Peiyuan Zhu (Jan 11 2022 at 03:16):

What's the difference between "|-" versus "-|" and "|=" and "|->"in type theory? I head the third means forcing and the fourth means transportation, but not sure about the first two. Are they referring to adjointness?

James Wood (Jan 14 2022 at 11:28):

Even restricting to HoTT, you'll have to worry about propositional resizing and (im)predicativity. The most basic answer (i.e, Book HoTT with none of the optional axioms) is that relations become large, and you have to keep track of their size (universe level). But I think it still basically works to have relations be binary maps into a universe of h-propositions.

James Wood (Jan 14 2022 at 11:39):

Peiyuan Zhu said:

What's the difference between "|-" versus "-|" and "|=" and "|->"in type theory?
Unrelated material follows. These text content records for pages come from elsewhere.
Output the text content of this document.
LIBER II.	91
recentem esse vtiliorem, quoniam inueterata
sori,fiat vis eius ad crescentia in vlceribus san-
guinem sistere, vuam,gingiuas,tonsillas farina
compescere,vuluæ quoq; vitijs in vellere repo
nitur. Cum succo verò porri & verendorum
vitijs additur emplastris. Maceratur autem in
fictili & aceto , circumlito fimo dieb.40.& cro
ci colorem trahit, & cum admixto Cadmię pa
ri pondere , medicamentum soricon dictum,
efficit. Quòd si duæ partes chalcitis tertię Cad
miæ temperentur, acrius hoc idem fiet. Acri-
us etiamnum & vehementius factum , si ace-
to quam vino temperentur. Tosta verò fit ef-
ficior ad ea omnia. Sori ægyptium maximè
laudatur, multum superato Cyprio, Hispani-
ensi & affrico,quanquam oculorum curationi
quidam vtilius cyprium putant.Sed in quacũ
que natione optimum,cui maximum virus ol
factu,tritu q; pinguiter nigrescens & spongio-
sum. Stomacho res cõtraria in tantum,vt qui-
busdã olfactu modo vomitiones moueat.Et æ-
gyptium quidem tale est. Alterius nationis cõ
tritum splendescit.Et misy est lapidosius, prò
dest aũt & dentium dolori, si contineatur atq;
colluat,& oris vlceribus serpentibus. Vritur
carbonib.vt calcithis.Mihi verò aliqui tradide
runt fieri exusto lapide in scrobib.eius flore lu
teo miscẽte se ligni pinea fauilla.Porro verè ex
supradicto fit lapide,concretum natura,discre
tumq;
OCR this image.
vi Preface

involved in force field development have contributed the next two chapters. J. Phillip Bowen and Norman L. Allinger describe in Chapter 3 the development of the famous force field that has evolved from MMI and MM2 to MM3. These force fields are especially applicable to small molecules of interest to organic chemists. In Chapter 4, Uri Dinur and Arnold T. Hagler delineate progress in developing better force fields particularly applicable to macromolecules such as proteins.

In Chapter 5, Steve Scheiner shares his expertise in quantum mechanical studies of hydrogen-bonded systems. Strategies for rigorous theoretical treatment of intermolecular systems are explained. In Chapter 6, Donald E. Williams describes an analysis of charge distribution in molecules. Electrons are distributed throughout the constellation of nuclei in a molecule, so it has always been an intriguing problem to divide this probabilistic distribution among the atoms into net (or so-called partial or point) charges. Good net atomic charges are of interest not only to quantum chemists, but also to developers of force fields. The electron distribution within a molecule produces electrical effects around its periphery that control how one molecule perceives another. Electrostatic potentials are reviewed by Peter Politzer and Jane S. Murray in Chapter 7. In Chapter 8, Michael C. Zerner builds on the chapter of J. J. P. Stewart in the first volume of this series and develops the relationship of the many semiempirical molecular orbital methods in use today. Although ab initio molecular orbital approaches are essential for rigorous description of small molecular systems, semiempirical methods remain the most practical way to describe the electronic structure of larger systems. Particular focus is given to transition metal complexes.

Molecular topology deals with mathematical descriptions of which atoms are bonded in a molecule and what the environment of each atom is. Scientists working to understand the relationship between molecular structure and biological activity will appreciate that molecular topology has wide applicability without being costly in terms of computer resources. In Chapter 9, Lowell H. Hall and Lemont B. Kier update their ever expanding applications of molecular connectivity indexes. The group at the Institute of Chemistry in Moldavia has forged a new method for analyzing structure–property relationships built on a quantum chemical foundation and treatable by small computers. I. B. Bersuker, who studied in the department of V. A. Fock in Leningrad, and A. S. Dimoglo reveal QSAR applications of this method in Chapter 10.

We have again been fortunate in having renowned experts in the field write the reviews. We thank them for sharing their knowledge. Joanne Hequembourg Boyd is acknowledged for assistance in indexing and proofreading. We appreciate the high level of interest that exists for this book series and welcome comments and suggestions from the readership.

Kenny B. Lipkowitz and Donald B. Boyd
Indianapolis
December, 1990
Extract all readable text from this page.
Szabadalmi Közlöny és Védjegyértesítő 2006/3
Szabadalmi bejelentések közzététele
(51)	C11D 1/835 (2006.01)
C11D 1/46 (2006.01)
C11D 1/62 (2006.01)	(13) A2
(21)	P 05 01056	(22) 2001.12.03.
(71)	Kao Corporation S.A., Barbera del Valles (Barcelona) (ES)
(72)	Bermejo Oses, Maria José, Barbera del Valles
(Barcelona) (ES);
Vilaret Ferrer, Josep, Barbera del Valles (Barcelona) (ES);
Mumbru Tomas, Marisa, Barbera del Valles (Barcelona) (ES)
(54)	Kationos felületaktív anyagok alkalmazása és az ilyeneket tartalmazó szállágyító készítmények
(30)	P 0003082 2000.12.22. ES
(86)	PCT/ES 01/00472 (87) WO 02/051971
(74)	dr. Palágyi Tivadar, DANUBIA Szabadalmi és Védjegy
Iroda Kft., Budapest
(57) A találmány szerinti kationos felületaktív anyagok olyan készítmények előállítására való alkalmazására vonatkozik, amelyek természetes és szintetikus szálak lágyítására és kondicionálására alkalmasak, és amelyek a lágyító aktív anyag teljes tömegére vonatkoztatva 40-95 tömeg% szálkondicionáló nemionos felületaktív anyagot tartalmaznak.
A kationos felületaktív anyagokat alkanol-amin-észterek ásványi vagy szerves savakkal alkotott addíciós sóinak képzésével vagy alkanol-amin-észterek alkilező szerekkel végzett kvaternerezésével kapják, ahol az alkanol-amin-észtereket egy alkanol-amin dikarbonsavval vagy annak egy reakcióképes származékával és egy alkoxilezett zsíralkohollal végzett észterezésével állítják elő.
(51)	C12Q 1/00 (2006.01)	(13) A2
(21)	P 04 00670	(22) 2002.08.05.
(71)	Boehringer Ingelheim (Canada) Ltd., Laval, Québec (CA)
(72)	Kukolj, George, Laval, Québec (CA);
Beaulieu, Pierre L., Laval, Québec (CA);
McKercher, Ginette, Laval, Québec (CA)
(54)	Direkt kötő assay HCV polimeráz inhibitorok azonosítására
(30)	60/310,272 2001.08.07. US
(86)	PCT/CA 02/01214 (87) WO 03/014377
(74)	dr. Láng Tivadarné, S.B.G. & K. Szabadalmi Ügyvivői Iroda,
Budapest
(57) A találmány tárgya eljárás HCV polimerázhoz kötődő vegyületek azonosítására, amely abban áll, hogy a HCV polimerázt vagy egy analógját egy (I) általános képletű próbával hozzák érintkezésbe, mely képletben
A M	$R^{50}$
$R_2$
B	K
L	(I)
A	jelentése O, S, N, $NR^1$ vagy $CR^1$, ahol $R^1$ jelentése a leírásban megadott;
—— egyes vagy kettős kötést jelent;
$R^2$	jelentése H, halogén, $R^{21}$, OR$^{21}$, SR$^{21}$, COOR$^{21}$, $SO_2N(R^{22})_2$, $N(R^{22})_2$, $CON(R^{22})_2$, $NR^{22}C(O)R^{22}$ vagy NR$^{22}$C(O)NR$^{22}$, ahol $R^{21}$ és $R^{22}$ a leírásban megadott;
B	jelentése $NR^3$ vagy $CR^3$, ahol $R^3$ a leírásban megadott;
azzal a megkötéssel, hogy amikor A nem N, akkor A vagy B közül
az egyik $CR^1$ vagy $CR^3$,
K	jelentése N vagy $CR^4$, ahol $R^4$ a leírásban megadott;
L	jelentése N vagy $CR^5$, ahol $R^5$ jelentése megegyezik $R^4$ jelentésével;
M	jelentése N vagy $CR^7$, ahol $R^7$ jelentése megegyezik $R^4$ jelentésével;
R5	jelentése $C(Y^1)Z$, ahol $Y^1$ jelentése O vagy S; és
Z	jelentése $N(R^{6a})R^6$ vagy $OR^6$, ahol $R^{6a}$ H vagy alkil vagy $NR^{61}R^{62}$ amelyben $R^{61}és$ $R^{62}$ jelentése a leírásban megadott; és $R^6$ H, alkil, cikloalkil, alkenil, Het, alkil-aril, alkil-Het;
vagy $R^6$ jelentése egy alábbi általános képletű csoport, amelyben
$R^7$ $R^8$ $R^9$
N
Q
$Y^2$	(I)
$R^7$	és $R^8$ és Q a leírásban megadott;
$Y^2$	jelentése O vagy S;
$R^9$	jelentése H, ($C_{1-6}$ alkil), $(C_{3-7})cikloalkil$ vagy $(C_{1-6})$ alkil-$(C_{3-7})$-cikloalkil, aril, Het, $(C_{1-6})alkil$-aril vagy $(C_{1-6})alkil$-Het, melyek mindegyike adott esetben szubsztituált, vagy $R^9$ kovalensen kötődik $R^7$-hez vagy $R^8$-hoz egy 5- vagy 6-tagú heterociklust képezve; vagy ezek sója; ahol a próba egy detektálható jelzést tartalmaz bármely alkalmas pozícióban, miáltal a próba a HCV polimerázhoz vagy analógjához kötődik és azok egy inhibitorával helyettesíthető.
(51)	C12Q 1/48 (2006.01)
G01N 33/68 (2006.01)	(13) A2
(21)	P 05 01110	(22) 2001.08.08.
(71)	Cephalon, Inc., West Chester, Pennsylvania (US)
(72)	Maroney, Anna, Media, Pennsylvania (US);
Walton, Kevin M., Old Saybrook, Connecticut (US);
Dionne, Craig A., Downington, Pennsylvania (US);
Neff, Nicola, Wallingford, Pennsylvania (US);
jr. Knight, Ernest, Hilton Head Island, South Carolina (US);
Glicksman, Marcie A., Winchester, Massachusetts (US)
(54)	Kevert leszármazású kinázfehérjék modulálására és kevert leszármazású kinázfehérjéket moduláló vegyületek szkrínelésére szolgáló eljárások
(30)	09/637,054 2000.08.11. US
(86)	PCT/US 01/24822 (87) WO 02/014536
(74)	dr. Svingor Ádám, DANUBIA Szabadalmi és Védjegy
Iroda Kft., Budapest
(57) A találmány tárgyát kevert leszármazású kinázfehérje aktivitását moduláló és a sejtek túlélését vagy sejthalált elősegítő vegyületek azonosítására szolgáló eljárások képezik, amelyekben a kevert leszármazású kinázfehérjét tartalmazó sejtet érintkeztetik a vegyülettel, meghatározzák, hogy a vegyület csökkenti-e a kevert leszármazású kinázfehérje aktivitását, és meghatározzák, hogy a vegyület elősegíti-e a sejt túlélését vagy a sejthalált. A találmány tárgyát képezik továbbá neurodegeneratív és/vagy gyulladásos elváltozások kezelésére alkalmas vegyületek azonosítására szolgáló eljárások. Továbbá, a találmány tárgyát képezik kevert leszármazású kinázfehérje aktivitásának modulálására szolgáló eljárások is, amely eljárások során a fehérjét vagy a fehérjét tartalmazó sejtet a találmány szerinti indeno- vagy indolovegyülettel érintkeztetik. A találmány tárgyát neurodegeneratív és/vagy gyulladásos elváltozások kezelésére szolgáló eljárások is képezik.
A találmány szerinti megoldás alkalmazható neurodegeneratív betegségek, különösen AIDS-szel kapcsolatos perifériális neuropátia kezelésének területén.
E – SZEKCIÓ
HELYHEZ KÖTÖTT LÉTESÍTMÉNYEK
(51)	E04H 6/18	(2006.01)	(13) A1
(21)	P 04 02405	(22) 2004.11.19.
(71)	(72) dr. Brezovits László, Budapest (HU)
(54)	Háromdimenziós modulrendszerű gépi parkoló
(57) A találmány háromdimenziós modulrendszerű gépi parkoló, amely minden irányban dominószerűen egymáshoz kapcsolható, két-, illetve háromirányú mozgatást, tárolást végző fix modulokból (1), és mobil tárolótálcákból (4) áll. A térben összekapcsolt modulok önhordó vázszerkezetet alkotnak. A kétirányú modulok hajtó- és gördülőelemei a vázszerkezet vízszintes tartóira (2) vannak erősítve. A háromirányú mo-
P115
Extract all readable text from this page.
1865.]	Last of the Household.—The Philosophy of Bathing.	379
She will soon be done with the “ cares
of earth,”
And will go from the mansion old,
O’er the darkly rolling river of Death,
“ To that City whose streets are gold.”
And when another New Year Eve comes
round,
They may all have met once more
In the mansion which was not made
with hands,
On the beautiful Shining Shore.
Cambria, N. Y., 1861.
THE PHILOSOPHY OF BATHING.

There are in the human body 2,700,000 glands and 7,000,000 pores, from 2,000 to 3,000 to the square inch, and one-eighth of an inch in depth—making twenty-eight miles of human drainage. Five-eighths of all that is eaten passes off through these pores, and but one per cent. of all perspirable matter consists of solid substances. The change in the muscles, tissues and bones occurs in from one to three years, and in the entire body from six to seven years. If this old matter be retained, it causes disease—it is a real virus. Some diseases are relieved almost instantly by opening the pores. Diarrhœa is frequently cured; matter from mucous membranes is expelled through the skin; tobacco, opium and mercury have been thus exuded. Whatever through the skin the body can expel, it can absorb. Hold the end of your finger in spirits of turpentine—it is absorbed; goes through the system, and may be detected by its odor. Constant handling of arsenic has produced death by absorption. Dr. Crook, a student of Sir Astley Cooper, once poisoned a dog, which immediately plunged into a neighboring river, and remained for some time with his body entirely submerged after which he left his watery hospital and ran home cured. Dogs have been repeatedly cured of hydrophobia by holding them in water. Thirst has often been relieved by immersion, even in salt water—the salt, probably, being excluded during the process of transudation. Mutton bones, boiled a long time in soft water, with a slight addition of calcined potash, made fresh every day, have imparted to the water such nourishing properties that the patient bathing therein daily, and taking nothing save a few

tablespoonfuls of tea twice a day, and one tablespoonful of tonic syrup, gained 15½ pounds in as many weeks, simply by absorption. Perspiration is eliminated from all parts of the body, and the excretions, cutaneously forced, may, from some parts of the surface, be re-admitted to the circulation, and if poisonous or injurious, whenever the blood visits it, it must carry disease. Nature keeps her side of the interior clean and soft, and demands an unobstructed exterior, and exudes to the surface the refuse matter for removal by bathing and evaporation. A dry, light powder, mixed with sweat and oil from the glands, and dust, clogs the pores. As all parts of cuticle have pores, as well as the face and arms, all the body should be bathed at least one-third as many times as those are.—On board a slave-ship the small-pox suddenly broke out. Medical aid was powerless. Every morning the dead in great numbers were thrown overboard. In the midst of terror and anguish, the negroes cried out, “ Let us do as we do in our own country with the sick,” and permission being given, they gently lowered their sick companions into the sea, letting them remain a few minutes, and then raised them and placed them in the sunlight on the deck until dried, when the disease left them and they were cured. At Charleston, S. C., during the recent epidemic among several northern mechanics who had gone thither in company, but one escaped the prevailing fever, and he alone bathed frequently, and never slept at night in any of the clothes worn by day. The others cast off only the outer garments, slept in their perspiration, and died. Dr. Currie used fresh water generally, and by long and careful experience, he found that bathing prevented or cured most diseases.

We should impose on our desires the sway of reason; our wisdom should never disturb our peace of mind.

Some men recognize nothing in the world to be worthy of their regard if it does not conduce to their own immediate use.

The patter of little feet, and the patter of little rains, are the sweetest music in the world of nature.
I head the third means forcing and the fourth means transportation, but not sure about the first two. Are they referring to adjointness?

$\vdash$ is part of the judgement syntax of type theory, roughly saying “in the given context, this judgement holds”. It gives a way to divide the context from the judgement in question. $\dashv$ is used in category theory as $F \dashv G$ to say that functors $F$ and $G$ are [[adjoint functor]] s. $\vDash$ has domain-specific meaning, usually in logic. Often it's a semantic counterpart to the syntactic $\vdash$ , in one way or another. $\mapsto$ is usually part of the judgemental syntax of a theory, stating that, when we are constructing something function-like, we want it to map the thing on the left to the thing on the right (judgementally). It might also have some other (propositional) meanings, but I think they usually have a “maps to” reading.

Peiyuan Zhu (Feb 03 2022 at 21:13):

How can I understand this page about 'groupoid', 'base change', and 'modality'? image.png

Peiyuan Zhu (Feb 03 2022 at 21:21):

By 'climbing the hierarchy', does it mean the $k$ -groupoid/category hierarchy? image.png So it's suggesting this adjoint base-change morphism works analogously on groups as they are on propositions and sets. In this case are they now called "geometric morphisms"?

Peiyuan Zhu (Feb 03 2022 at 21:26):

If I have two posets with a common refinement, what will be the "base change morphism" in this case? So there will be a map between the posets modulo the individual parts of each of the two posets? Moving upwards the hierarchy, is there a simple example in group? Maybe two groups with a common subgroup?